Top official sources said that the possibility of increasing the age limit from the retirement age of 60 years to 62 or 63 for civilian employees and others as well had diminished so far, but other proposals on pension reforms were still intact such as provisions of payment of pensions for generation might be abolished.

On May 7, 2024, three federal ministers, law, finance and information & broadcasting, shared a plan to finalise the pension package for implementing it across the board including jacking up the age limit for all public servants such as the armed forces, judiciary, and civilian employees.

When asked about the increasing age limit for the chief of army staff and chief justice of Pakistan in the aftermath of implementing pension reforms, Law Minister Azam Nazeer Tarar stated that the pension reforms would be implemented across the board. At the stage of implementation, he said that the relevant acts such as the Army Act and others for dealing with judiciary or others as well as constitutional amendments would be introduced and passed to implement it for all segments of the society.

Now in his wind-up speech, the finance minister announced slashing of the development budget by cutting down Rs250 billion without changing the overall size of the Public Sector Development Programme (PSDP) of Rs1,500 billion.

The National Economic Council (NEC) approved the PSDP size of Rs1,500 billion including Rs1,400 billion from the budgetary resources and Rs100 billion through Public Private Partnership (PPP). Now the government has decreased the size of PSDP from budgetary resources from Rs1,400 billion to Rs1,150 billion, slashing it by Rs250 billion but the shape of development projects executed in the shape of PPP increased from Rs100 billion to Rs350 billion.

The question arises how many development schemes through the PPP model had so far been executed practically since the inception of the PPP Authority? The answer is crystal clear that P3 Authority so far miserably failed to make any substantial difference.

With the creation of a cushion of Rs250 billion, it is yet to see how the government fills it by seeking relaxation on the taxation front.

Top official sources said that the government has sought permission from the International Monetary Fund (IMF) for tabling changes in the proposed finance bill for 2024-25. 

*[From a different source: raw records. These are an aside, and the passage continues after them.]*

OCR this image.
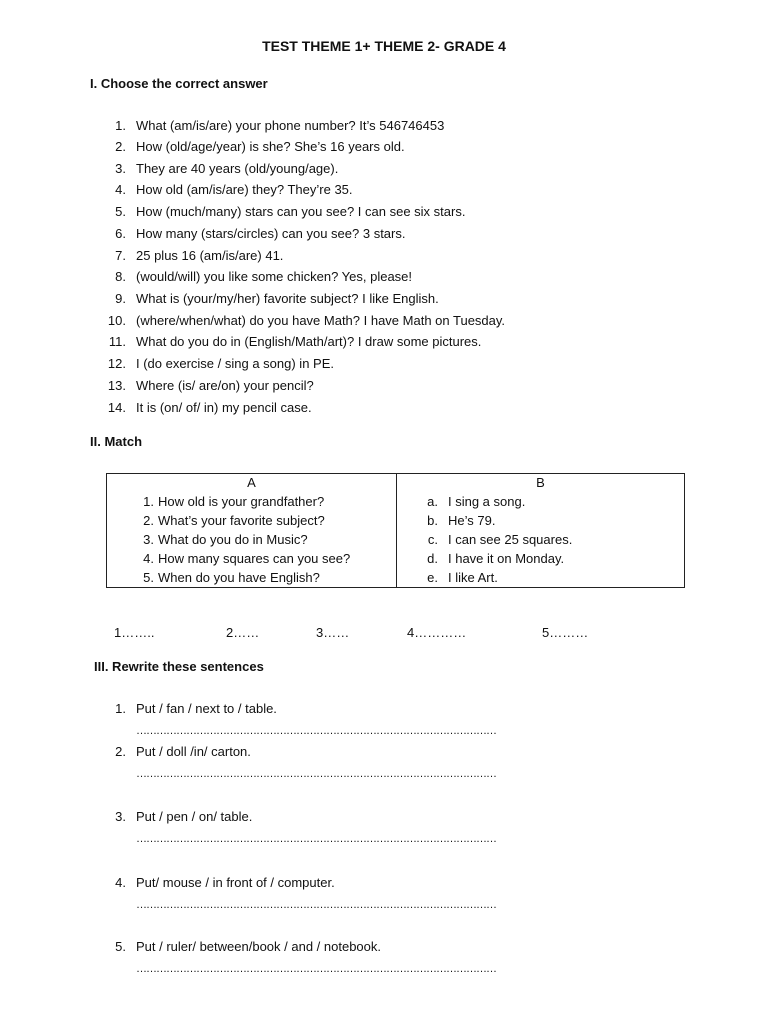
TEST THEME 1+ THEME 2- GRADE 4
I. Choose the correct answer
1. What (am/is/are) your phone number? It’s 546746453
2. How (old/age/year) is she? She’s 16 years old.
3. They are 40 years (old/young/age).
4. How old (am/is/are) they? They’re 35.
5. How (much/many) stars can you see? I can see six stars.
6. How many (stars/circles) can you see? 3 stars.
7. 25 plus 16 (am/is/are) 41.
8. (would/will) you like some chicken? Yes, please!
9. What is (your/my/her) favorite subject? I like English.
10. (where/when/what) do you have Math? I have Math on Tuesday.
11. What do you do in (English/Math/art)? I draw some pictures.
12. I (do exercise / sing a song) in PE.
13. Where (is/ are/on) your pencil?
14. It is (on/ of/ in) my pencil case.
II. Match
A
1. How old is your grandfather?
2. What’s your favorite subject?
3. What do you do in Music?
4. How many squares can you see?
5. When do you have English?

B
a. I sing a song.
b. He’s 79.
c. I can see 25 squares.
d. I have it on Monday.
e. I like Art.
1……..	2……	3……	4…………	5………
III. Rewrite these sentences
1. Put / fan / next to / table.
………………………………………………………………………………………………
2. Put / doll /in/ carton.
………………………………………………………………………………………………
3. Put / pen / on/ table.
………………………………………………………………………………………………
4. Put/ mouse / in front of / computer.
………………………………………………………………………………………………
5. Put / ruler/ between/book / and / notebook.
………………………………………………………………………………………………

The government has proposed changes for restoring a fixed tax regime for exporters as the government had proposed a normal tax regime for them in the budget. The government has hinted at providing relief on hybrid vehicles, GST on stationary, charitable outfits, and some other items. The tax increase for professors/researchers might be withdrawn. This scribe sent out a question to Secretary Finance Imdad Ullah Bosal on Monday but got no reply till the filing of this report on Tuesday night.